Он, так же, как прежде Клерфэ, почувствовал в этом приглашении скрытую издевку.

— Я должен подождать здесь одного человека, — сказал он, обращаясь к Лилиан. — Если за это время ты надумаешь, то санки…

— Нет, Борис! — Лилиан вцепилась обеими руками в свою сумочку. — Я хочу еще побыть здесь.


Волков успел надоесть Клерфэ.

— Я привел сюда мисс Дюнкерк, — сказал Клерфэ спокойно, — и, по-моему, в состоянии отвести ее обратно.

Волков выпрямился.

— Боюсь, вы понимаете меня превратно, — сказал он сухо, — но говорить на эту тему бесполезно.
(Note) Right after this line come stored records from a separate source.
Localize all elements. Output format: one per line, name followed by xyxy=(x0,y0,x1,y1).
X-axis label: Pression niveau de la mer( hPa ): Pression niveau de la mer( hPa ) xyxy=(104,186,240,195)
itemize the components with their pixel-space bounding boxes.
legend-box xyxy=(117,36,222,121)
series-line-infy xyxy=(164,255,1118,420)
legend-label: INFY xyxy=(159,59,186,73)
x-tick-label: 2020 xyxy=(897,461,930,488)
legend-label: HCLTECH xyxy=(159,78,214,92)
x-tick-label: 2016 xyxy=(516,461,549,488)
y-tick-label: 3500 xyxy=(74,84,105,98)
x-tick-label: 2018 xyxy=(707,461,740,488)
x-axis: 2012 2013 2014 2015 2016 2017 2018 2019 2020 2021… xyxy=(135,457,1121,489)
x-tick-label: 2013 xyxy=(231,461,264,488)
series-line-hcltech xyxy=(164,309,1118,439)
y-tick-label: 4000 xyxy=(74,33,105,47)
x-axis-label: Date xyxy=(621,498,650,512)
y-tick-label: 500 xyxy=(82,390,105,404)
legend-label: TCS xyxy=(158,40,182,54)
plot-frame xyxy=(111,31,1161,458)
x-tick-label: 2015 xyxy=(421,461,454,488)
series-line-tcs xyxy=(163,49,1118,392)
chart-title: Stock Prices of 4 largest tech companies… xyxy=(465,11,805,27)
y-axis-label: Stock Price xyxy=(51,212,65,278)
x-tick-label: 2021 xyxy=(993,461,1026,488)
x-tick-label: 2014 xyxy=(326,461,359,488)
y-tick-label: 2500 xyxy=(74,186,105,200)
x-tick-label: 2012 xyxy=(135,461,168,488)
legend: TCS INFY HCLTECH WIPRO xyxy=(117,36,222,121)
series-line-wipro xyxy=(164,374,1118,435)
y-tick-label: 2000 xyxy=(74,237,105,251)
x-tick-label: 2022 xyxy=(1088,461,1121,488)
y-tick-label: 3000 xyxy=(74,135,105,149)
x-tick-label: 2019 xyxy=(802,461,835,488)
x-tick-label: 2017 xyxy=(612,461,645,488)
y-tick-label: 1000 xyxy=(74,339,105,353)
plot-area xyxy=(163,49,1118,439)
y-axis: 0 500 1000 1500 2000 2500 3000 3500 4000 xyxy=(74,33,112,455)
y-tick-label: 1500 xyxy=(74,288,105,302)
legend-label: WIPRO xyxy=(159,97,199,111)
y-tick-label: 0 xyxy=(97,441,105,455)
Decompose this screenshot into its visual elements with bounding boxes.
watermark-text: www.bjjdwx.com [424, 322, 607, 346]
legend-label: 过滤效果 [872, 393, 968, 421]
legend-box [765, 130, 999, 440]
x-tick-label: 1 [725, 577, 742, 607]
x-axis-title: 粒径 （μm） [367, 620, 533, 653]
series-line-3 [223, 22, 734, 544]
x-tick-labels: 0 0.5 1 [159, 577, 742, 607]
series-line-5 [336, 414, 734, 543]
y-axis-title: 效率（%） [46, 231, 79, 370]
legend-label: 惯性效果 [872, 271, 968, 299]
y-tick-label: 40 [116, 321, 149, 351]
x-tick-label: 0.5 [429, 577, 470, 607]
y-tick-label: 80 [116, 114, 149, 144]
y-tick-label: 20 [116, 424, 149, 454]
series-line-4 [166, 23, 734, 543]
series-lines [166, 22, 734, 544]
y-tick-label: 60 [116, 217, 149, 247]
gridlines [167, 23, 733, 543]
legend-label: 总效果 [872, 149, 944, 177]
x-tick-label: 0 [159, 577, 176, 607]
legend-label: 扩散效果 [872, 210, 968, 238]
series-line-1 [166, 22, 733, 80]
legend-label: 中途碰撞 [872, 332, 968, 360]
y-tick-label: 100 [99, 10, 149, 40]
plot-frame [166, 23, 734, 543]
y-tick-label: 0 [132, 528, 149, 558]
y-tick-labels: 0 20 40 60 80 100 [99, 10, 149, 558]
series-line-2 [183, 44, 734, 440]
Он поклонился Лилиан и пошел обратно к стойке.

Клерфэ снова сел. Он был недоволен собой. «Зачем я впутался в эту историю? — подумал он. — Ведь мне уже не двадцать лет».

— Почему бы вам не уйти с ним? — спросил он.

— Хотите от меня избавиться?

Клерфэ улыбнулся. Задай такой вопрос любая другая женщина, он бы показался ему ужасным. Но как ни странно, у Лилиан он так не прозвучал, и в глазах Клерфэ она ничего не потеряла.

— Нет, — сказал Клерфэ.

— Тогда останемся. — Она бросила взгляд по направлению к стойке. — Он тоже остался, — прошептала она с горечью. — Стережет меня. Думает, что я уступлю.

Клерфэ взял бутылку и налил себе и ей по полрюмки.

— Хорошо. Давайте подождем, кто кого пересидит.